NewsTracker Answers for week of May 30, 2016

Q: At least six people have died in flood-related incidents in southeast Texas after the region was inundated with up to 19 inches of rain, authorities said. Where is Texas?

Circle the area on this map


Q: Four flood victims were killed about 75 miles west of Texas’ largest city ...

A. Austin

B. Dallas

C. Houston

D. San Antonio


C. Evacuation orders were issued for residents along the Brazos River near Houston, which has a population of more than 2 million. Approximately 2,600 inmates from two prisons along the river also were evacuated and sent to other prisons.


Q: Searchers looking for two missing people whose vehicle was swept off a flooded roadway near the state capital found a body, but it wasn't immediately clear if it was one of the two. What is the capital of Texas?

A. Austin

B. Dallas

C. Fort Worth

D. San Antonio


A. The town of Waterloo on the Colorado River was renamed Austin in honor of Stephen F. Austin, the "Father of Texas," and officially made the capital of the Republic of Texas in 1839. It became the state capital when Texas, a former Spanish colony and Mexican territory, was admitted to the Union in 1845.


Q: Shortly after Texas became a state, the U.S. and Mexico went to war in a dispute over borders. Which of these states was NOT in the territory the U.S. took from Mexico in that war?

A. Arizona

B. California

C. Colorado

D. Idaho


D. The treaty that ended the Mexican–American War gave the U.S. undisputed control of Texas, established the U.S.-Mexican border of the Rio Grande, and ceded to the United States the present-day states of California, Nevada, Utah, New Mexico, most of Arizona and Colorado, and parts of Texas, Oklahoma, Kansas, and Wyoming.

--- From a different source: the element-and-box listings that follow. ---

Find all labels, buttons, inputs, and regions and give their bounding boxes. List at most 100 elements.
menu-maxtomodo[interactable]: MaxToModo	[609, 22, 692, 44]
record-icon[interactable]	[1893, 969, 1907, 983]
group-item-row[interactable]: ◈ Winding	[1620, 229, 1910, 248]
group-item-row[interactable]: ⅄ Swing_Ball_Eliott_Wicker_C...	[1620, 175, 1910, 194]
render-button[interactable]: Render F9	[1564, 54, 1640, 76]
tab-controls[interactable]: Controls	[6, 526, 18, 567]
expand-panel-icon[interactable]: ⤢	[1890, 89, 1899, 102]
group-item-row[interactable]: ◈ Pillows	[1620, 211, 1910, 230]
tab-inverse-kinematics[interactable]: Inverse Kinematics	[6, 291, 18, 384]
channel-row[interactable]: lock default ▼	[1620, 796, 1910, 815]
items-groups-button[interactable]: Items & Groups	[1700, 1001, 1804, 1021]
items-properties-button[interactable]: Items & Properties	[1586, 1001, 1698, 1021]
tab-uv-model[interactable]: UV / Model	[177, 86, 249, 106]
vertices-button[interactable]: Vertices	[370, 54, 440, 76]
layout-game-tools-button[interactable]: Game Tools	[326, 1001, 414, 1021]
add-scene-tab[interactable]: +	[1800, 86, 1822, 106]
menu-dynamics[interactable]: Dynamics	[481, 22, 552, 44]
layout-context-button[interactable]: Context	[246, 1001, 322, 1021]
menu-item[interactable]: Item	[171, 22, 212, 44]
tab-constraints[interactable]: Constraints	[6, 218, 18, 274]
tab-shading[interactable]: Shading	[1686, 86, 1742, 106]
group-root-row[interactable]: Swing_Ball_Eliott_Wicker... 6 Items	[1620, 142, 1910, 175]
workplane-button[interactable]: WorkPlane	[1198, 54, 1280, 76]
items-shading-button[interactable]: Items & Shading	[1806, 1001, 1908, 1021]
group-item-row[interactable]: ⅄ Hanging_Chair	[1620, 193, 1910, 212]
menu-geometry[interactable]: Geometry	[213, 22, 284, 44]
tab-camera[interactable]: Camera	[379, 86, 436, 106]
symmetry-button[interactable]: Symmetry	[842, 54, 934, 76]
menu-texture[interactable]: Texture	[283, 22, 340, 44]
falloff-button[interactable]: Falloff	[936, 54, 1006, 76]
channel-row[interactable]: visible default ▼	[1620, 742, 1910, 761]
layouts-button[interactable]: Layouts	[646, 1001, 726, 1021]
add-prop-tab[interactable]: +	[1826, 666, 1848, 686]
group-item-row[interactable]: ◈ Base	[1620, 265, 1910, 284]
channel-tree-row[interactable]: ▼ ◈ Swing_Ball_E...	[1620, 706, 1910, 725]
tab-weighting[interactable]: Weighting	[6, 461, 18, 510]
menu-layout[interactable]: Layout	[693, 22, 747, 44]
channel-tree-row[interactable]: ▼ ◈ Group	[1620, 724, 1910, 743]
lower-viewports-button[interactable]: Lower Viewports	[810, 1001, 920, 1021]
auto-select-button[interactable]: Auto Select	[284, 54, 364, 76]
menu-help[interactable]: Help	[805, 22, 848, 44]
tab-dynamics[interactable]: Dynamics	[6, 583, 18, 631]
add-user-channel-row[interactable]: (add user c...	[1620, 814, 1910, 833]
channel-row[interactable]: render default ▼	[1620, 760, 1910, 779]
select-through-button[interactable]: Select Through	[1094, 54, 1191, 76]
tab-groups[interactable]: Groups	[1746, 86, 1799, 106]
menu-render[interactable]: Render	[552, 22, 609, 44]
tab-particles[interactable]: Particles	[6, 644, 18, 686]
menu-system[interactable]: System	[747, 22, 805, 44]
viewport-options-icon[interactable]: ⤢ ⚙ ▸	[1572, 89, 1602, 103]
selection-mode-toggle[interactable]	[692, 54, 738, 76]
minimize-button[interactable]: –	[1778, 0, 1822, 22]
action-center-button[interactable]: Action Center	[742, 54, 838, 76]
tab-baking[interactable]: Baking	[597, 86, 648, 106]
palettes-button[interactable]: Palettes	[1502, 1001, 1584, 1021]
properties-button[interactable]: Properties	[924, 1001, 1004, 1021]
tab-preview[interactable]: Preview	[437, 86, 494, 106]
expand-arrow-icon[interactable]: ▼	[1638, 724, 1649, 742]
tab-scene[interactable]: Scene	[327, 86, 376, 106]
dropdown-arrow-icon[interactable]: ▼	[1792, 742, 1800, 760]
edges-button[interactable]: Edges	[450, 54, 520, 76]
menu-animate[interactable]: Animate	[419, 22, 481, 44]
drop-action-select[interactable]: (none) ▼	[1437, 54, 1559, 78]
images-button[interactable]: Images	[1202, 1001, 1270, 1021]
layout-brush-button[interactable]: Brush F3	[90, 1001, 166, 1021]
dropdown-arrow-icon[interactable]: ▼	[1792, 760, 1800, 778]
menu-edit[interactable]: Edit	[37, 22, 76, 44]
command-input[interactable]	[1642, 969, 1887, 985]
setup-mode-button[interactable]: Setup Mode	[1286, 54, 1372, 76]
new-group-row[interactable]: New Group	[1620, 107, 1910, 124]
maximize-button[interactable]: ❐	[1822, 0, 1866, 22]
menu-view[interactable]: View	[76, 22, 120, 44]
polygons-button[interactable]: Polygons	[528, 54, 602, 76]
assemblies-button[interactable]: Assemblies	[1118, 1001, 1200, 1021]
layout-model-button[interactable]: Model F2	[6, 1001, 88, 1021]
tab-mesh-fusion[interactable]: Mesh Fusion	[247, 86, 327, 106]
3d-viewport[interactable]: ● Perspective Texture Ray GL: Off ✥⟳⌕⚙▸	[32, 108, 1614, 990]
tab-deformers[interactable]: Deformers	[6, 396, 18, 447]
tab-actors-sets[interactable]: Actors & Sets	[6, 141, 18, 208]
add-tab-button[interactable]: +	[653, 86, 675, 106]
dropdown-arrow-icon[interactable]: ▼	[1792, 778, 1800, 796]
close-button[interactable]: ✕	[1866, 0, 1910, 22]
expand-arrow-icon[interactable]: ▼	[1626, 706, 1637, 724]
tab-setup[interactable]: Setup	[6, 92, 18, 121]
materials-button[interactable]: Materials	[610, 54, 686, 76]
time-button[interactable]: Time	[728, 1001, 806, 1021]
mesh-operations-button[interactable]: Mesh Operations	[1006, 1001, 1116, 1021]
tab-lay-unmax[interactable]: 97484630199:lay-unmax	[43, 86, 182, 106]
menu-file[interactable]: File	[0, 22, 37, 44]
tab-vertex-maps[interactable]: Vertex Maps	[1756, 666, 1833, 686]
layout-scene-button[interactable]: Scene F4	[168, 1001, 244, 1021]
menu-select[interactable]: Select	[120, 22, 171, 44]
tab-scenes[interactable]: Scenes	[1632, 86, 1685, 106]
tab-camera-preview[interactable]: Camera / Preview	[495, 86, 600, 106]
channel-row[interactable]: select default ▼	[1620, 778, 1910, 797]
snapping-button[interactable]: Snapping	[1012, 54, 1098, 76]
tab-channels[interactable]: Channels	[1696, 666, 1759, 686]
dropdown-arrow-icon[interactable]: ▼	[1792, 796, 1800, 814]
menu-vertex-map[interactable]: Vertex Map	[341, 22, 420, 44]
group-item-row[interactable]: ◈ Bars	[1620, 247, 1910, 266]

Q: Texas isn’t the only state that was an independent nation before it was annexed by the United States. Which state was once an independent nation and, unlike Texas, was never a colony of a European country?

A. Alaska

B. Hawaii

C. Maine

D. Oregon


B. Hawaii was a kingdom recognized by the United States until a group of American businessmen and residents staged a coup in 1893 and imprisoned Hawaii’s last queen in her palace. A company of U.S. Marines invaded the islands to “protect non-combatant American lives and property.” And, Hawaii was annexed by the United States in 1898.